Sinds kort is echter ontdekt dat er een soort mensapen bestaat die evolutionair nog een tikje dichter bij de mens lijkt te staan dan de ruziemakende chimpansee. Het is de Bonobo. De van origine Nederlandse etholoog Frans de Waal schrijft erover in de Scientific American. Er zijn naar schatting nog zo’n 10.000 van over in Centraal Afrika.

De Bonobo hebben een zone drie-achtige samenleving. De vrouwtjes staan centraal, er is geen duidelijke hierarchie en het lijkt erop dat seks de plaats van agressie inneemt. De Bonobovrouwtjes zijn niet alleen seksueel benaderbaar tijdens de vruchtbare periode, zoals bij de chimpansee, maar vrijwel steeds zoals bij de mens. De Bonobo’s zijn seksueel aktief in alle denkbare combinaties en hebben een voorkeur voor face to face kontakt. Het meest typerende seksuele patroon van de Bonobo is kontakt tussen volwassen vrouwtjes die hun genitalien tegen elkaar wrijven, waarbij ze geluiden maken die door de onderzoekers als orgastisch geduid worden. Mannetjes hangen tegenover elkaar aan een tak en schermen met hun geërecteerde penissen en voorts kan orale seks, wederzijdse masturbatie en tongzoenen geobserveerd worden door de geinteresseerde bioloog.

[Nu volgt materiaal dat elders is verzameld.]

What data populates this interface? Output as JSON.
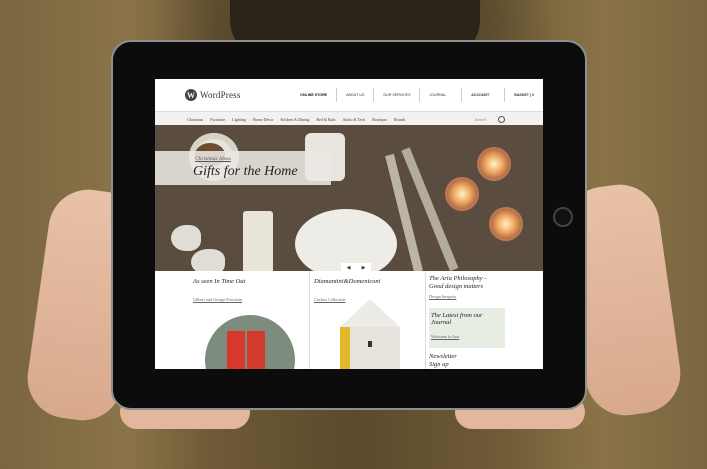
{
  "site": {
    "logo_mark": "W",
    "logo_text": "WordPress"
  },
  "topnav": [
    "ONLINE STORE",
    "ABOUT US",
    "OUR SERVICES",
    "JOURNAL",
    "ACCOUNT",
    "BASKET | 0"
  ],
  "categories": [
    "Christmas",
    "Furniture",
    "Lighting",
    "Home Décor",
    "Kitchen & Dining",
    "Bed & Bath",
    "Audio & Tech",
    "Boutique",
    "Brands"
  ],
  "search": {
    "placeholder": "Search"
  },
  "hero": {
    "kicker": "Christmas Ideas",
    "headline": "Gifts for the Home",
    "prev": "◀",
    "next": "▶"
  },
  "col1": {
    "title": "As seen In Time Out",
    "link": "Gilbert and George Porcelain"
  },
  "col2": {
    "title": "Diamantini&Domeniconi",
    "link": "Cuckoo Collection"
  },
  "col3": {
    "title_line1": "The Aria Philosophy -",
    "title_line2": "Good design matters",
    "link": "Design Integrity",
    "journal_title": "The Latest from our Journal",
    "journal_link": "Welcome to Aria",
    "newsletter_line1": "Newsletter",
    "newsletter_line2": "Sign up"
  }
}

Omdat de gemiddelde copulatie ongeveer 13 seconden duurt houden de Bonobo genoeg tijd over voor andere activiteiten. Dat seks de plaats van agressie inneemt blijkt uit proefnemingen in gevangenschap en in de natuur. Wanneer men chimpansees voedert komt eerst het machtigste mannetje zijn buik rond eten. Wanneer die verzadigd is verdwijnt hij met medeneming van zoveel voedsel als hij kan dragen. Nadat mindere mannetjes geweest zijn mogen de vrouwtjes de restanten opeten. Het geheel gaat gepaard met veel vertoon van woedend wegjagen van concurrenten.

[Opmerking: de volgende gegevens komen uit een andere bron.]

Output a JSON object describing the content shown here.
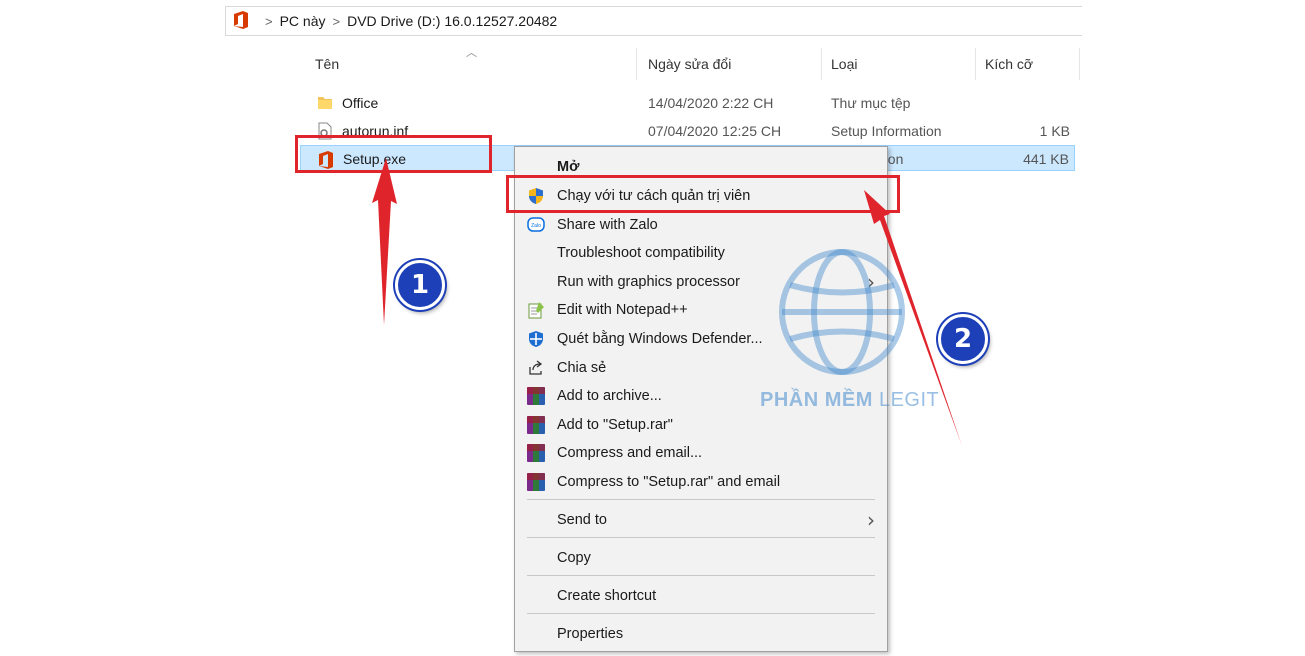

Bij de Bonobo komen eerst meerdere vrouwtjes op het voedsel af, die voordat ze gaan eten eerst zo’n tien minuten aan het vrijen slaan. Daarna wordt het eten vreedzaam gedeeld. De machtige positie van de wijfjes in de groep komt niet door hun lichaamskracht, ze zijn kleiner dan de mannetjes. Eerder is het zo dat wanneer een mannetje per ongeluk een vrouwtje bedreigt hij ze allemaal over zich heen krijgt.

Het bestaan van de soort is pas in 1929 ontdekt en de kennis over het gedrag stamt uit de tachtiger jaren van de vorige eeuw. Bij theorieën over de gewoontes van de vroege homo sapiens waren de chimpansees en bavianen altijd de voorbeelden. Hoeveel vredelievender zouden de reconstructies van die vervlogen tijden eruit gezien hebben wanneer men weet had gehad van onze Bonobo-verwant.